A study, published in the European Heart Journal–Digital Health, shows the predictive potential of a deep-learning model in identifying patients at risk of atrial fibrillation (AF) following monitoring with a 24-hour ambulatory electrocardiogram (ECG), despite no documented prior AF, according to researchers.
Led by Jagmeet Singh (Harvard Medical School, Boston, USA) the study involved training Cardiologs’ deep neural network to predict the near-term presence or absence of AF by only using the first 24 hours of an extended Holter recording.
Results showed that the network was able to predict whether AF would occur in the near future with an area under the receiver operating curve, sensitivity, and specificity of 79.4%, 76%, and 69%, respectively, and outperformed ECG features previously shown to be predictive of AF. These results showed a ten-point improvement compared to a baseline model using age and sex, researchers suggested.

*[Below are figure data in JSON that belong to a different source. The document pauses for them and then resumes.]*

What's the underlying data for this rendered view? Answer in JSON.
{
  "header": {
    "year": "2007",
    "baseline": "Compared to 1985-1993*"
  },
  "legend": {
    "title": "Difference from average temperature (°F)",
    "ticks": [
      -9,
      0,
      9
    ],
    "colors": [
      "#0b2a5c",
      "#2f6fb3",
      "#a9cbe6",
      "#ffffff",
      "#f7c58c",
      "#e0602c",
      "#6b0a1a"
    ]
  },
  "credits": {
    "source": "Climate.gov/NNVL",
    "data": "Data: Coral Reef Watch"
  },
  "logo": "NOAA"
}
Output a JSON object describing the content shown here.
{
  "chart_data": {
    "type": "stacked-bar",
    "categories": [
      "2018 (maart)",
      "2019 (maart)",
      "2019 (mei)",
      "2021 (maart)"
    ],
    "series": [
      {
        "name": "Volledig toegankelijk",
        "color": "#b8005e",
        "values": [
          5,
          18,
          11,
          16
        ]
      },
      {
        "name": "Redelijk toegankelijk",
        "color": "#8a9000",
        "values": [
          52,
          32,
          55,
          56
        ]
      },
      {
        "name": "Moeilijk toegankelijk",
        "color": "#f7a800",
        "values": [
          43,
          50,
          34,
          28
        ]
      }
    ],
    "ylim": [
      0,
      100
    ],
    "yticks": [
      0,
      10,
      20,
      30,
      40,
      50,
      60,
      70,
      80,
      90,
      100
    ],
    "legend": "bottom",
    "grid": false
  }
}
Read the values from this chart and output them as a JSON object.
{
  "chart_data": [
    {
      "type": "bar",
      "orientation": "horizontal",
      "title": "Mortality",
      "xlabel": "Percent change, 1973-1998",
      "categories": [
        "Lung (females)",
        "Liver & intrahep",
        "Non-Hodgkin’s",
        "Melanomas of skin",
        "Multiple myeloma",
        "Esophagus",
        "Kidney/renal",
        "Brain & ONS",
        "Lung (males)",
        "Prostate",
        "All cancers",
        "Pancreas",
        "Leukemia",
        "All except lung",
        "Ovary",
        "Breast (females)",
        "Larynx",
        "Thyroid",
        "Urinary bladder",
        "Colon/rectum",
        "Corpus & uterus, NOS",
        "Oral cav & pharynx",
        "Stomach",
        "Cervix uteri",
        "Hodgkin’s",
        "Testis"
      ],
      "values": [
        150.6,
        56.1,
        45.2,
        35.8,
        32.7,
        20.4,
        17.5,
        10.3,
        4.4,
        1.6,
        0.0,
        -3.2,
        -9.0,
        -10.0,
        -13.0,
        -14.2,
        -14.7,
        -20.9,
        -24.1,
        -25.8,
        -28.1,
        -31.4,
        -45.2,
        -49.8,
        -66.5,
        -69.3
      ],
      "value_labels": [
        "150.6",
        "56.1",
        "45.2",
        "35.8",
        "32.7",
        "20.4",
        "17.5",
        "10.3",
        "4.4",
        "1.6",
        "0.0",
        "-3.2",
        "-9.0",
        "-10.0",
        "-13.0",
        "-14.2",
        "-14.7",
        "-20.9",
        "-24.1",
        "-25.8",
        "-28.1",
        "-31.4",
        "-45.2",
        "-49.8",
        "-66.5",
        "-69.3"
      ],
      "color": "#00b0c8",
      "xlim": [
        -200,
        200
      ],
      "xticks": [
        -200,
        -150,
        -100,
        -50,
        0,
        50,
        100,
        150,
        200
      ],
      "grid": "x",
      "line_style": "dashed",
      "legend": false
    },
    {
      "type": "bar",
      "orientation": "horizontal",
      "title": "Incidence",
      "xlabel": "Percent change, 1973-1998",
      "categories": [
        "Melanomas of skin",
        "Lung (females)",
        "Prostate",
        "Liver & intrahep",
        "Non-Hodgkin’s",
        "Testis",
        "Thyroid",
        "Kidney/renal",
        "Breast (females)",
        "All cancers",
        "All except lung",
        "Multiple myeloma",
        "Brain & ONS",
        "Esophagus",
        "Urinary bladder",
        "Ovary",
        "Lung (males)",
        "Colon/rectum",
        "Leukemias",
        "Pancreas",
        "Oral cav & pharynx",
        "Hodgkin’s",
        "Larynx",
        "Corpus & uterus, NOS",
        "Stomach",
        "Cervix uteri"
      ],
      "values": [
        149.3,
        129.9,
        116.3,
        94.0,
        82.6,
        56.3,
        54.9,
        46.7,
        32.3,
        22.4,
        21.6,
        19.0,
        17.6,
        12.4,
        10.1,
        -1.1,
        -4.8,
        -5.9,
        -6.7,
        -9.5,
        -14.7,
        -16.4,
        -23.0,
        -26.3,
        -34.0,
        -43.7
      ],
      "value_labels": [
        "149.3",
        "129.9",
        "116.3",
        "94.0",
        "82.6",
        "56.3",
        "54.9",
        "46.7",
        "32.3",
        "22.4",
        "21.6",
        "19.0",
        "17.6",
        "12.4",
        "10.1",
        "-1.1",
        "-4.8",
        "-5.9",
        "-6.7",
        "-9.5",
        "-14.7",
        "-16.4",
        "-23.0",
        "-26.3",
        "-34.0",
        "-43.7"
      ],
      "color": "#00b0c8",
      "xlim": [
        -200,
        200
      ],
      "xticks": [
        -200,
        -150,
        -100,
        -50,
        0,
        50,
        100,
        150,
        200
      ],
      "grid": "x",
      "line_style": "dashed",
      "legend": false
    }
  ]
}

The study is the first of its kind to demonstrate the capability of artificial intelligence in predicting AF in the short-term using 24-hour Holter compared to resting 12-lead ECGs, the developer of the deep-learning model, Cardiologs, said in a press release. While 12-lead ECG gives access to a larger view of the hearts’ activity for a short period, 24-hour Holter provides longer-duration signals, therefore, offering additional inputs for predicting models.
“Cardiologs’ study shows that 24-hour Holter data can be used to enhance current monitoring capabilities, bringing hope to high-risk patients who would benefit from proactive treatment and AF mitigation strategies. By getting patients the care they need sooner and potentially preventing more severe outcomes, we could help save many lives,” said Singh.